Sigmar Polke in Tübingen Seit dem Wochenende widmet sich die Kunsthalle Tübingen speziell einem Werkzyklus von Sigmar Polke. Die Ausstellung biete die Möglichkeit zur Erst- oder Widerbegegnung mit einem „Meilenstein der neueren Kunstgeschichte“, so Martin Hellmold, Direktor der Kunsthalle. Denn seit den 1970er Jahren wurde der Zyklus „Original + Fälschung“ nur selten gezeigt. Die Gemäldegruppe entstand 1973 für eine Ausstellung im Westfälischen Kunstverein zu Münster. Für den damals 32jährigen Sigmar Polke, der seit Mitte der 1960er Jahre mit Galerieausstellungen und Aktivitäten an der Seite von Gerhard Richter und Konrad Lueg auf sich aufmerksam gemacht hatte, wurde es der „Durchbruch“. Die 24 Haupt- und 14 Kommentarbilder ebneten ihm den Weg zu Einzelausstellungen an etablierten Institutionen der deutschen und der internationalen Kunstszene. Polke jongliert darin mit alten Mythen der Malerei wie auch mit den neuen Motiven einer jugendbewegten, im Umbruch befindlichen Zeit. Er wirbelt künstlerische Techniken und Bildelemente durcheinander und animiert die Betrachtenden dazu, sich selbst als Teil dieses Panoptikums zu sehen. Die Frage nach „Original + Fälschung“ wird im Rausch der Bildbausteine zugleich gestellt und auf den Kopf gestellt.
Den Ausgangspunkt für Polkes frühes Meisterwerk bildet eine skurrile Sammlung zeichnerischer und fotografischer Vorlagen, die zumeist aus Zeitschriften entnommen sind. Neben Werbeanzeigen, Witzbildchen und Filmstandbildern findet sich dabei auch eine Interpol-Liste der meist gesuchten gestohlenen Gemälde alter Meister. Aus diesen Inspirationsquellen entnahmen Polke und sein Mitarbeiter Achim Duchow die Zitate ihres ebenso vielfältigen wie virtuosen Bilderkosmos. Zu den Variationen über Werke von Rembrandt, Peter Paul Rubens oder Henri de Toulouse-Lautrec gesellen sich Affen auf Motorrädern, bunt karierte Tanzkapellen, Tapeten mit Flower-Power-Mustern und blumenberankte Tischdecken. Sigmar Polkes „Original + Fälschung“ steht mitten in der explosiven Kunstentwicklung der 1960er und 1970er Jahre. Er verbindet den Zitatcharakter und die schillernde Bilderwelt der Pop Art mit der traditionellen Kunstgeschichte.

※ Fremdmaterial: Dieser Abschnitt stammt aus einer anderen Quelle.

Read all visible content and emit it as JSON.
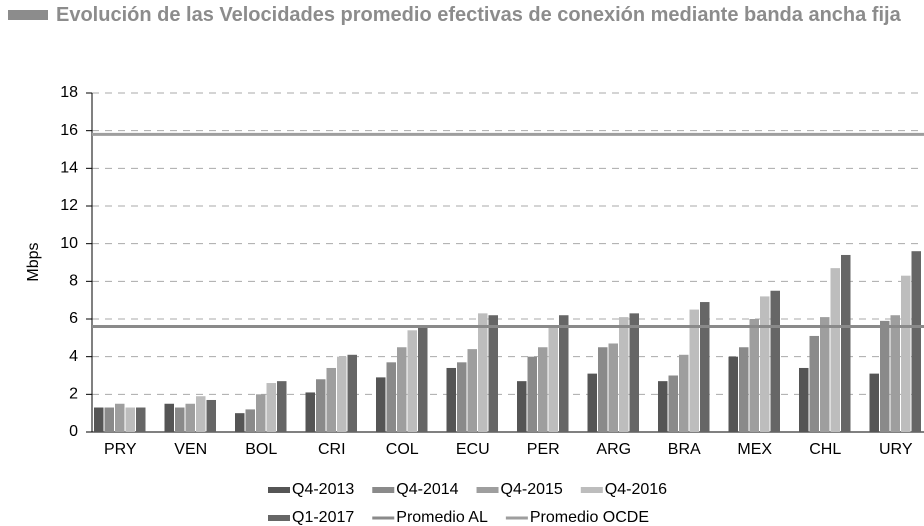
{
  "chart_data": {
    "type": "bar",
    "title": "Evolución de las Velocidades promedio efectivas de conexión mediante banda ancha fija",
    "y_label": "Mbps",
    "categories": [
      "PRY",
      "VEN",
      "BOL",
      "CRI",
      "COL",
      "ECU",
      "PER",
      "ARG",
      "BRA",
      "MEX",
      "CHL",
      "URY"
    ],
    "series": [
      {
        "name": "Q4-2013",
        "color": "#555555",
        "values": [
          1.3,
          1.5,
          1.0,
          2.1,
          2.9,
          3.4,
          2.7,
          3.1,
          2.7,
          4.0,
          3.4,
          3.1
        ]
      },
      {
        "name": "Q4-2014",
        "color": "#8a8a8a",
        "values": [
          1.3,
          1.3,
          1.2,
          2.8,
          3.7,
          3.7,
          4.0,
          4.5,
          3.0,
          4.5,
          5.1,
          5.9
        ]
      },
      {
        "name": "Q4-2015",
        "color": "#9e9e9e",
        "values": [
          1.5,
          1.5,
          2.0,
          3.4,
          4.5,
          4.4,
          4.5,
          4.7,
          4.1,
          6.0,
          6.1,
          6.2
        ]
      },
      {
        "name": "Q4-2016",
        "color": "#bdbdbd",
        "values": [
          1.3,
          1.9,
          2.6,
          4.0,
          5.4,
          6.3,
          5.6,
          6.1,
          6.5,
          7.2,
          8.7,
          8.3
        ]
      },
      {
        "name": "Q1-2017",
        "color": "#666666",
        "values": [
          1.3,
          1.7,
          2.7,
          4.1,
          5.6,
          6.2,
          6.2,
          6.3,
          6.9,
          7.5,
          9.4,
          9.6
        ]
      }
    ],
    "reference_lines": [
      {
        "name": "Promedio AL",
        "color": "#8a8a8a",
        "value": 5.6
      },
      {
        "name": "Promedio OCDE",
        "color": "#9e9e9e",
        "value": 15.8
      }
    ],
    "ylim": [
      0,
      18
    ],
    "yticks": [
      0,
      2,
      4,
      6,
      8,
      10,
      12,
      14,
      16,
      18
    ],
    "grid": true
  }
}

Die Ausstellung „Sigmar Polke – Original + Fälschung, 1973“ ist bis zum 24. Februar 2008 zu sehen. Geöffnet ist täglich außer montags von 11 bis 18 Uhr, dienstags zusätzlich bis 19 Uhr. Der Eintritt beträgt 5 Euro, ermäßigt 3 Euro. Schüler zahlen 1 Euro. Der Katalog kostet 14 Euro.